Scaling is a scenario where a business makes sure all aspects grow at the same time. Say for example, you ran a large advertising campaign which brought you a significant increase of customers. To scale your business means dedicating effort in other activities in order to be able to manage this demand. For instance, you might consider hiring more employees, buying new machines, or optimizing processes to improve efficiency levels.
What is the difference between growing and scaling?
Some may use the two terms interchangeably, but there are a few differences to note. Simply put, scaling is the more sustainable option compared to growing which has to do with the outputs of your activities, such as:
- Number of sales
- Number of customers
- Number of warehouses
When growing, there’s no focus on input, and essentially if you use the same tools to manufacture three times the amount of products, or the same number of customer support specialists to look after twice as many customers, you’ll soon be spread too thin.
When your business is growing you should always seek scaling possibilities. Invest in your people, the right machinery, and smart technology to sustain your growth.
Top Tips for Modern Manufacturers Looking to Scale
Manufacturing isn’t a boring, old-school landscape anymore. Modern manufacturers sell online, directly to consumers, via their own e-commerce websites or through marketplaces like Amazon or Etsy. They use special accounting and shipping tools, clever marketing strategies, and they partner with famous influencers. The manufacturing tech caught up with the modern world, so product-making businesses can now use smart manufacturing software to make informed decisions, optimize operations, cut costs, and minimize waste. This, in turn, helps manufacturers scale by becoming more efficient and improving productivity.
2.Set clear OKRs
It’s important to have a predefined plan for what you want to achieve when considering scaling your business. OKRs stands for Objectives and Key Results. It’s a strong method to set ambitious goals with measurable results, whether they are individually planned or in collaboration with other team members. OKRs allow you to track progress, align all stakeholders, and increase motivation within your company.
Without specific, measurable, attainable, relevant, and time-based goals (also known as S.M.A.R.T goals) a scaling move could quickly become chaotic and dangerous for a business, threatening the growth trajectory.
Scaling a business doesn’t come without challenges. Ambitious projects that significantly alter the way a business operates require a detailed risk analysis before being put into motion. You have to put every change that comes with scaling under a microscope and create different scenarios visualizing how your business will be impacted.
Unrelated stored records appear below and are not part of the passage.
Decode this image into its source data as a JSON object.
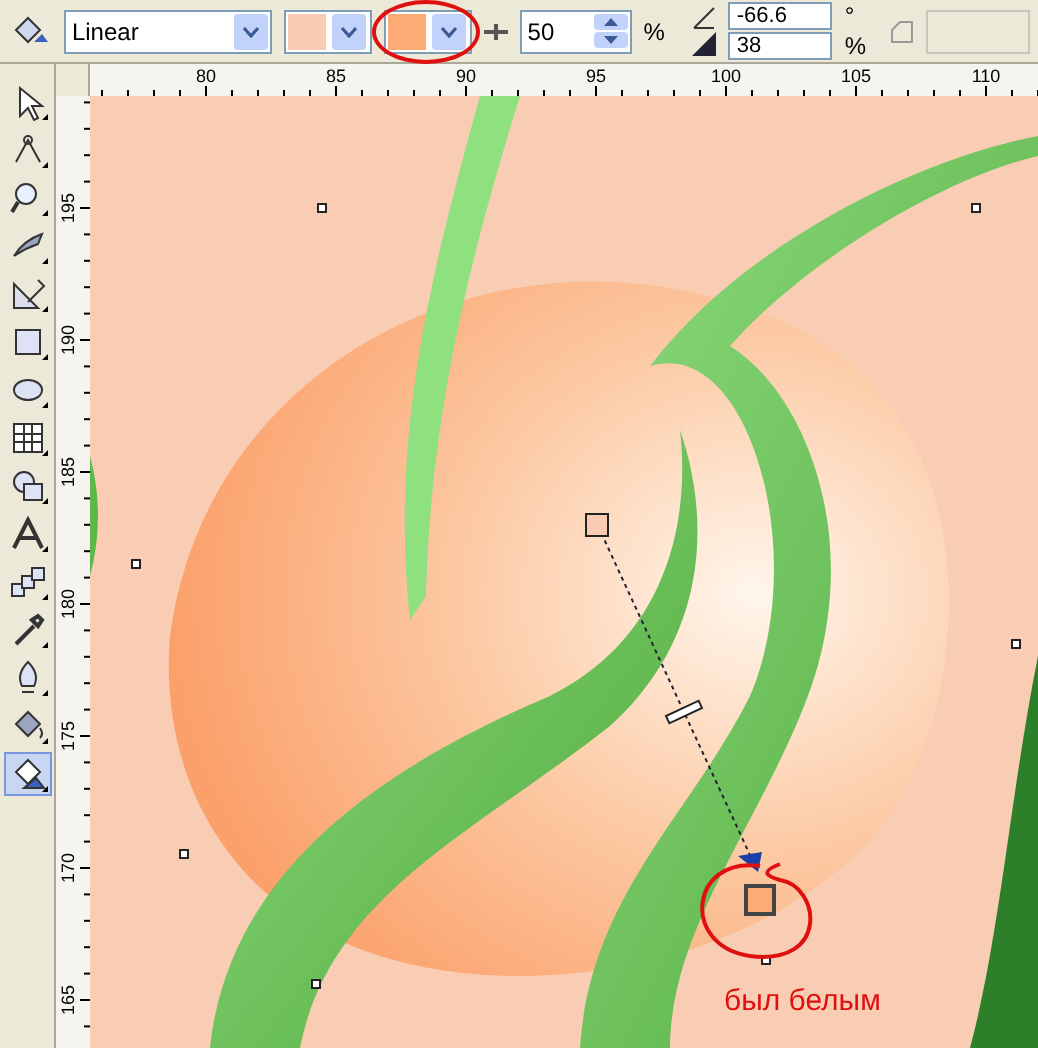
{
  "toolbar": {
    "fill_type": "Linear",
    "from_swatch": {
      "color": "#f9cbb0"
    },
    "to_swatch": {
      "color": "#fcab74",
      "circled": true
    },
    "midpoint": "50",
    "midpoint_unit": "%",
    "angle": "-66.6",
    "angle_unit": "°",
    "edge_pad": "38",
    "edge_pad_unit": "%"
  },
  "horizontal_ruler": [
    "80",
    "85",
    "90",
    "95",
    "100",
    "105",
    "110"
  ],
  "vertical_ruler": [
    "195",
    "190",
    "185",
    "180",
    "175",
    "170",
    "165"
  ],
  "tools": [
    {
      "kind": "pick",
      "selected": false
    },
    {
      "kind": "shape",
      "selected": false
    },
    {
      "kind": "zoom",
      "selected": false
    },
    {
      "kind": "freehand",
      "selected": false
    },
    {
      "kind": "dimension",
      "selected": false
    },
    {
      "kind": "rectangle",
      "selected": false
    },
    {
      "kind": "ellipse",
      "selected": false
    },
    {
      "kind": "table",
      "selected": false
    },
    {
      "kind": "shapes",
      "selected": false
    },
    {
      "kind": "text",
      "selected": false
    },
    {
      "kind": "blend",
      "selected": false
    },
    {
      "kind": "eyedropper",
      "selected": false
    },
    {
      "kind": "pen",
      "selected": false
    },
    {
      "kind": "bucket",
      "selected": false
    },
    {
      "kind": "interactive-fill",
      "selected": true
    }
  ],
  "annotation": "был белым"
}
Being aware of the potential risks puts you in a strong position with pre-emptive measures in place. Then you have to decide whether the risks that come with scaling a business are worth taking.
In essence, it’s important to minimize the complexity of your manufacturing processes. This means that scaling shouldn’t put too much pressure on redefining your entire production. It goes without saying that you shouldn’t even consider scaling your business if you don’t have a smooth manufacturing process in place.